Rooster's Weekly Clusterf*ck of News
The news this week was so...newsworthy, that we decided to cram all the top stories into one post in our Weekly Clusterf*ck of News. This post has enough conversation starters and pop culture references to halfway impress your Tinder date tonight, so read on. Let's do this.
1. The world is running out of place to have sex
Emily Craig and Shaun Bowden were arrested after being caught getting it on in a Home Depot display shed. At 8:30 in the morning. Did they not have houses? Cars? Bathrooms? No, because the world's supply of sex spots is rapidly depleting...as evidenced by Miley Cyrus, who tried to have air sex with Robin Thick on stage at the VMA's. That's no place to have sex with Robin Thicke. Come to speak of it...
2. Miley Cyrus this. Miley Cyrus that.
Miley Cyrus is omnipresent. She's everywhere you look. Even everywhere you don't look. She's there when you close your eyes, twerking in the darkest corners of your mind. Every website, every YouTube video, every GIF; they were all plastered with images of her and we all OD'ed on twerking. But, you guys, here's the thing. Miley is neither the first nor last to put on a wild VMA performance. Remember the Britney-Madonna makeout? Of course you do. Christina Aguilera was there too but no one cares about that. And, twerking has been around since before Miley Cyrus was an embryo. So long, that it's encoded into the DNA of animals, who have figured out how to access the internet so we can all twerk as one, collective planet. Our point is that most vertebrates twerk. Bascially, if something is shaking, it's twerking. Miley Cyrus isn't that special. See above.
3. Our Spring Break trip to Syria is totally ruined.
The hotel we will not be staying at this spring.

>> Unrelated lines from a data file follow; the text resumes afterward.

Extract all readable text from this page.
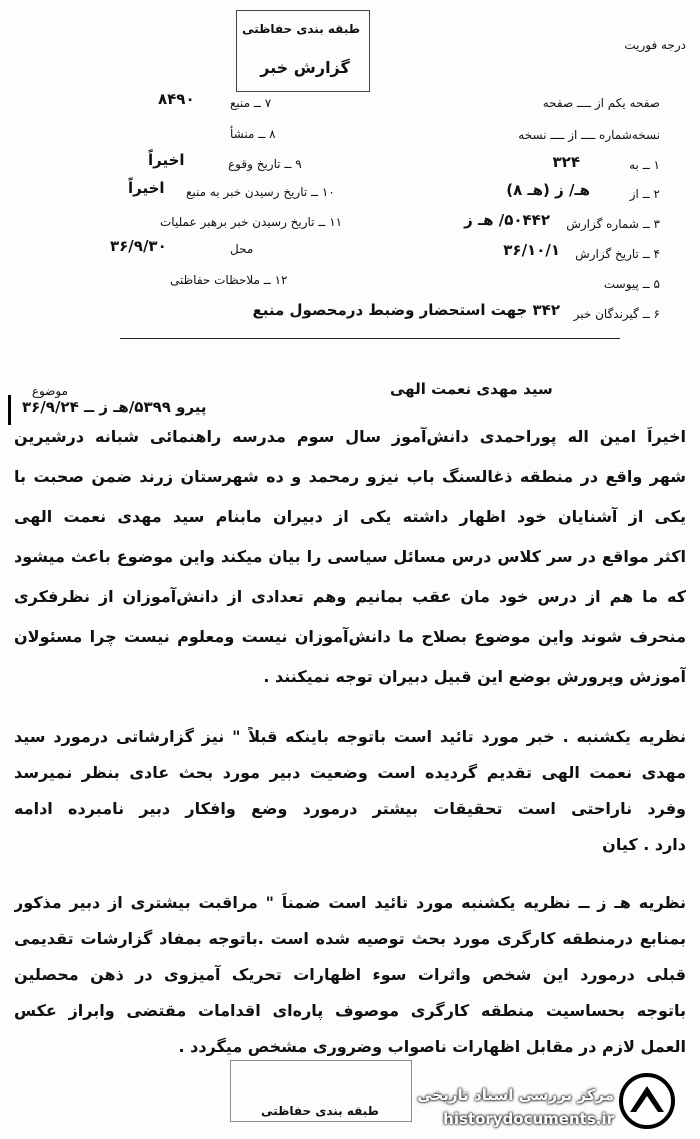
طبقه بندی حفاظتی
گزارش خبر
درجه فوریت
صفحه یکم از ــــ صفحه
نسخه‌شماره ــــ از ــــ نسخه
۱ ــ به
۳۲۴
۲ ــ از
هـ/ ز (هـ ۸)
۳ ــ شماره گزارش
۵۰۴۴۲/ هـ ز
۴ ــ تاریخ گزارش
۳۶/۱۰/۱
۵ ــ پیوست
۶ ــ گیرندگان خبر
۳۴۲ جهت استحضار وضبط درمحصول منبع
۷ ــ منبع
۸۴۹۰
۸ ــ منشأ
۹ ــ تاریخ وقوع
اخیراً
۱۰ ــ تاریخ رسیدن خبر به منبع
اخیراً
۱۱ ــ تاریخ رسیدن خبر برهبر عملیات
محل
۳۶/۹/۳۰
۱۲ ــ ملاحظات حفاظتی
موضوع	سید مهدی نعمت الهی
پیرو ۵۳۹۹/هـ ز ــ ۳۶/۹/۲۴
اخیراً امین اله پوراحمدی دانش‌آموز سال سوم مدرسه راهنمائی شبانه درشیرین
شهر واقع در منطقه ذغالسنگ باب نیزو رمحمد و ده شهرستان زرند ضمن صحبت با
یکی از آشنایان خود اظهار داشته یکی از دبیران مابنام سید مهدی نعمت الهی
اکثر مواقع در سر کلاس درس مسائل سیاسی را بیان میکند واین موضوع باعث میشود
که ما هم از درس خود مان عقب بمانیم وهم تعدادی از دانش‌آموزان از نظرفکری
منحرف شوند واین موضوع بصلاح ما دانش‌آموزان نیست ومعلوم نیست چرا مسئولان
آموزش وپرورش بوضع این قبیل دبیران توجه نمیکنند .
نظریه یکشنبه . خبر مورد تائید است باتوجه باینکه قبلاً " نیز گزارشاتی درمورد سید
مهدی نعمت الهی تقدیم گردیده است وضعیت دبیر مورد بحث عادی بنظر نمیرسد
وفرد ناراحتی است تحقیقات بیشتر درمورد وضع وافکار دبیر نامبرده ادامه
دارد . کیان
نظریه هـ ز ــ نظریه یکشنبه مورد تائید است ضمناً " مراقبت بیشتری از دبیر مذکور
بمنابع درمنطقه کارگری مورد بحث توصیه شده است .باتوجه بمفاد گزارشات تقدیمی
قبلی درمورد این شخص واثرات سوء اظهارات تحریک آمیزوی در ذهن محصلین
باتوجه بحساسیت منطقه کارگری موصوف پاره‌ای اقدامات مقتضی وابراز عکس
العمل لازم در مقابل اظهارات ناصواب وضروری مشخص میگردد .
طبقه بندی حفاظتی
مرکز بررسی اسناد تاریخی
historydocuments.ir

While Miley jiggled around, Obama has been looking into engaging in drone war with Syrian president Bashar al-Assad. Assad is allegedly behind the chemical attacks on civilians in Damascus last week. Chemical attacks, like this one, are in violation of UN policy. Obama said, in short, "If you guys use chemical weapons, I'm gonna start some shit," and is planning to go through with a drone strike with or without our biggest ally, Britain, who is too busy drinking tea and producing rock and roll legends to help out. Needless to say, we've canceled our plans for Spring Break 2014: Syria.
4. Kittens in the subway tracks make thousands of New Yorkers late to whatever New Yorkers do
Well, what were they supposed to do? Run over the kittens? So the subway could be haunted by kitten ghosts for the rest of time? No.
5. All the nerds are moving away. Finally.
New data compiled by nerd super-group American Society for Biochemisty and Molecular Biology shows that 20% of American scientists are contemplating moving overseas due to the budget cuts sequestration imposes on their projects. The poor funding climate makes grant money really f-ing hard to get, even though researchers are spending considerably more time writing grants. The data sheds light on how sequestration has affected scientific innovation. That means nerd playtime is over: no curing diseases, no figuring how out to control brains through the internet, no building robots that tell jokes, no nothin'. But you know what else that means? We'll have so much more space for activities.
6. The DOJ says "whatever" to weed
Eric Holder and the Department of Justice gave the green light to Colorado and Washington to legalize marijuana. Both states can now proceed with establishing legislation around taxation and regulation of marijuana. The decision indicates a step back from the decades-long drug war, as well as the possibility for federal legalization in the future. They're basically saying marijuana isn't that big of a deal and there are bigger issues out there. For instance, whether we should start stockpiling Nacho Cheese or Cooler Ranch Doritos, or even #7...
7. Men aren't as thrilling as they used to be
New research from the University of St. Andrews revealed that the desire for thrill and adventure has decreased in the modern man. Men are less likely to participate in activities that pose a physical risk. So un-Jackass. Researchers think it's because men are less fit then they used to be. We think it's because they're having a great time not dying; the average life expectancy for American men has increased by 11 years since 1950.
8. Sean Kingston is being sued for gang rape
Sean Kingston says "L8TR" to his career.
Everyone's seventh-favorite, cuddly Jamaican guy with a high-pitched voice who sings some songs we can't remember the names of, is being sued over the 2010 gang rape of Carissa Capeloto. Allegedly, Carissa was invited back to Sean's hotel room after a meet-and-greet with Justin Bieber. When she got there, Sean was laying naked on the bed...because that's a great way to initiate sex...and was forced to have sex with him, his bodyguard, and a member of Sean's band. Carissa is asking for 5 million dollars, minimum, in damages. You go, girl. We're pretty pissed at Sean, but let's just say that the whole gang rape thing won't be the only thing that damages his career...have you heard his music? That shit is busted.